Quant à l’avenir actionnarial de l’entreprise, elle estime qu’il vaut mieux rester non cotée p our le moment. Traditionnellement, l’objectif de l’introduction en bourse est d’injecter beaucoup d’argent d’un coup, «mais la donne a totalement changé aujourd’hui», explique-t-elle. «On peut lever les mêmes montants sur le marché du non-coté.» Elle ne redoute pas particulièrement de perdre le contrôle total de Sweep, d’une part parce qu’elle a dès le départ choisi avec soin ses partenaires financiers, et d’autre part parce qu’elle a pris des mesures pour protéger l’entreprise d’un changement de direction. Membre du réseau B Corp, Sweep est aussi une «société à mission», terme juridique français qui signifie que sa raison d’être ne peut pas être modifiée. «C’est une manière d’engager notre responsabilité», affirme-t-elle. D’être sûr qu’on est sur la bonne voie en interne, mais aussi pour des questions de transparence, parce que ça permet à nos partenaires financiers de savoir dans quoi ils investissent.» 

De son expérience chez Zendesk, entrée en bourse en 2014, Rachel Delacour retient, de la conformité à la communication, les tensions et les difficultés générées par le fait d’être cotée.
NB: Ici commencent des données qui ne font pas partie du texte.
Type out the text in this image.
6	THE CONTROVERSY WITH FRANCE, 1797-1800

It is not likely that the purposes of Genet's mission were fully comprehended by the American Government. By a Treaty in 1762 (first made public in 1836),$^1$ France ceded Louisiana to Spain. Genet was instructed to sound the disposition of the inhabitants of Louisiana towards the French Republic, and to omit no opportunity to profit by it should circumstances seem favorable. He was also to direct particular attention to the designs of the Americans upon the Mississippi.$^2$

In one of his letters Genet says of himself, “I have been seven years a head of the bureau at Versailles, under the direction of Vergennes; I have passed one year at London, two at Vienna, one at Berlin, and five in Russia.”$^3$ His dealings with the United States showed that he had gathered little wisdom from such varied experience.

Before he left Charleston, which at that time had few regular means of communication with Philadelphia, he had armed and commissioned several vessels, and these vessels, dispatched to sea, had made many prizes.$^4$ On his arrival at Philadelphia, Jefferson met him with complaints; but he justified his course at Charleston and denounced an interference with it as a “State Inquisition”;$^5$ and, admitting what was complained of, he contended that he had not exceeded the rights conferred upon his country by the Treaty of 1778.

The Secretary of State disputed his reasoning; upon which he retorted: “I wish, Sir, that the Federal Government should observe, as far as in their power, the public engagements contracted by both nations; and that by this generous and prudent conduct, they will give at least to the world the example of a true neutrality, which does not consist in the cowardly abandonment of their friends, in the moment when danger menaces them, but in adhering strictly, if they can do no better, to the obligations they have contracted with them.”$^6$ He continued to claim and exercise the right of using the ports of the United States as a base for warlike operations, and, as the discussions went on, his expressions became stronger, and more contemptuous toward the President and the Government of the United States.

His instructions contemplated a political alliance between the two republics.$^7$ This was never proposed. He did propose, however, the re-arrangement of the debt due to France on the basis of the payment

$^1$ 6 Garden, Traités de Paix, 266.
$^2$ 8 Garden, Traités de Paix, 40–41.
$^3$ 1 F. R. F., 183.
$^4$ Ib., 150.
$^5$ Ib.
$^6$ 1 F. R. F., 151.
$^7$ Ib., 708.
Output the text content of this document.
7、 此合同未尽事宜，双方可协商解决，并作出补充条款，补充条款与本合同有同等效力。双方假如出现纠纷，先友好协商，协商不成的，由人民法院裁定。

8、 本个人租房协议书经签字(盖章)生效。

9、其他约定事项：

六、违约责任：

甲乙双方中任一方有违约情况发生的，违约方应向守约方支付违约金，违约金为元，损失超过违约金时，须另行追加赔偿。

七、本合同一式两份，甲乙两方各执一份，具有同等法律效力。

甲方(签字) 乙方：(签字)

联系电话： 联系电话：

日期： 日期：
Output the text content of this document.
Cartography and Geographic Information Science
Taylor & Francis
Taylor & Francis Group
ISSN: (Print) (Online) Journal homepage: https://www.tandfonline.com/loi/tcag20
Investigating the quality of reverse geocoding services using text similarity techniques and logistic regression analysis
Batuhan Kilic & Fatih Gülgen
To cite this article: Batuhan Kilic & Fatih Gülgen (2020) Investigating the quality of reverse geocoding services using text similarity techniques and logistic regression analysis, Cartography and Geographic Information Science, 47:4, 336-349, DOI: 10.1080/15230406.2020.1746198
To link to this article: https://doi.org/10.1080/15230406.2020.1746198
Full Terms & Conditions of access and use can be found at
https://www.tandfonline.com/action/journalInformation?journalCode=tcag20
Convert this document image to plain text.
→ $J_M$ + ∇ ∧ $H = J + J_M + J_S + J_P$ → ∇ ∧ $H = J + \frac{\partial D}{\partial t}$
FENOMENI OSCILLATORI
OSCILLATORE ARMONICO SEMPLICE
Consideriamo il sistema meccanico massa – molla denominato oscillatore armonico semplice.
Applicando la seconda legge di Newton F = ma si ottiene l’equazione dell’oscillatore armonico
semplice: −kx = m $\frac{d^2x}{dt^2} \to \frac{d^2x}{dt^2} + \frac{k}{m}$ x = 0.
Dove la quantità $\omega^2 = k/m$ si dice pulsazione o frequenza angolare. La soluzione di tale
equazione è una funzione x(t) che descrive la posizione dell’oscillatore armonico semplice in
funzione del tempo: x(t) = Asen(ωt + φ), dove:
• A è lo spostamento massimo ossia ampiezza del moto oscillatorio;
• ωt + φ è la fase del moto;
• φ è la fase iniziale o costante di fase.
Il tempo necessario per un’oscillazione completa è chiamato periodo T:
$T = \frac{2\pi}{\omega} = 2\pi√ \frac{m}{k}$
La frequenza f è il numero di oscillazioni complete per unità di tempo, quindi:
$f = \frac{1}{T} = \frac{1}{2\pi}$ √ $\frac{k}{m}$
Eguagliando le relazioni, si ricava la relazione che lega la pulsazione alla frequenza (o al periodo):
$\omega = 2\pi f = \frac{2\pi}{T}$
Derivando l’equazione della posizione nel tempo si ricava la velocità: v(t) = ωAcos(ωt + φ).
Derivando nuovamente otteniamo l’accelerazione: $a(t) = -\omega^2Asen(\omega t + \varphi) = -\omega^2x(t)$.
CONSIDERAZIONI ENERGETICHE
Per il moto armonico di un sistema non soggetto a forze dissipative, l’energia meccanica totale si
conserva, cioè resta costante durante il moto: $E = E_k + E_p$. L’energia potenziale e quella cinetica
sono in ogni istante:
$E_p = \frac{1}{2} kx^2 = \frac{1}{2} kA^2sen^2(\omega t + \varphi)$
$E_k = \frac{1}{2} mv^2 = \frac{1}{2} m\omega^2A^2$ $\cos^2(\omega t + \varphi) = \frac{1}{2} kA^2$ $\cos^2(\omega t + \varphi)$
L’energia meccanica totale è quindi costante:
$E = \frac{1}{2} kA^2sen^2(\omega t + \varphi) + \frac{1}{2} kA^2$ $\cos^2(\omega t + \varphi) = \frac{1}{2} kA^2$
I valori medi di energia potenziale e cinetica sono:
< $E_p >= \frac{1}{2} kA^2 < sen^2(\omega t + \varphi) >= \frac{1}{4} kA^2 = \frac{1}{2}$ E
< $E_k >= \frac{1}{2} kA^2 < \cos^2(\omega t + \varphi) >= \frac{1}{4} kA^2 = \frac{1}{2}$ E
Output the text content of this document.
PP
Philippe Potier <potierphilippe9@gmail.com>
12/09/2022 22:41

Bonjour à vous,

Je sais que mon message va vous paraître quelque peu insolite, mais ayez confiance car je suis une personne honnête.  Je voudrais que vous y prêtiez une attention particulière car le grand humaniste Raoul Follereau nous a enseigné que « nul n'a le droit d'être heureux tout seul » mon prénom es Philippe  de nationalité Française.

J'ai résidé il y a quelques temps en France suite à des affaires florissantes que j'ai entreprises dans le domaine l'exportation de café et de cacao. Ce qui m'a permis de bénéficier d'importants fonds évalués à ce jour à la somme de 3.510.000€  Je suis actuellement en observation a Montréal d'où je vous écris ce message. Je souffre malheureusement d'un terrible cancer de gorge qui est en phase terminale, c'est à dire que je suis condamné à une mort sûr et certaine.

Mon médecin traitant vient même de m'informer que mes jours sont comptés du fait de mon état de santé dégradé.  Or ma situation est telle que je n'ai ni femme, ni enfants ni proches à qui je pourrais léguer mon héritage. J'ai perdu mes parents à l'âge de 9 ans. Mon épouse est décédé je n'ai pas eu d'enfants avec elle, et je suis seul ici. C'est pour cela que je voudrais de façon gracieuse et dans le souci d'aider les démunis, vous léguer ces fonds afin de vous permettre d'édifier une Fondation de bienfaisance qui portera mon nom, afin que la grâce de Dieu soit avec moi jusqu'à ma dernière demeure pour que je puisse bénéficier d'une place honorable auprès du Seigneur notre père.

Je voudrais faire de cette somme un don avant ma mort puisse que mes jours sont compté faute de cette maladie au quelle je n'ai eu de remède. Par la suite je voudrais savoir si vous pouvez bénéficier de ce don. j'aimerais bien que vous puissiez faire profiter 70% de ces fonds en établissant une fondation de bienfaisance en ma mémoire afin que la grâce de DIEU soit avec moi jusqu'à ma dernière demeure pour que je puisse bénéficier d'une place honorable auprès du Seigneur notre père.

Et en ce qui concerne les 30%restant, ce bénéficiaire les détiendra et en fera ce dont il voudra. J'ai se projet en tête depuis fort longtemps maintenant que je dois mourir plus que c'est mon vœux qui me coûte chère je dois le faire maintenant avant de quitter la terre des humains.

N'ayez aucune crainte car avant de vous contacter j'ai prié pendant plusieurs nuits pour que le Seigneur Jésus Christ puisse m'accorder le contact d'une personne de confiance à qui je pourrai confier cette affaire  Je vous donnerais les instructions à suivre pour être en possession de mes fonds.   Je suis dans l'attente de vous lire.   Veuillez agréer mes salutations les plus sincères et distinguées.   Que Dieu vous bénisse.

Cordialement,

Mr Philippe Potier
Mais elle n’y renonce pas pour autant pour Sweep, notamment parce qu’elle considère que c’est un formidable porte-voix pour le message de l’entreprise, un message des plus impérieux. «Ce serait fou, conclut-elle, qu’un spécialiste des technologies climatiques montre au monde qu’on peut créer autant de valeur pour les investisseurs, les partenaires financiers et les salariés tout en réduisant les émissions.»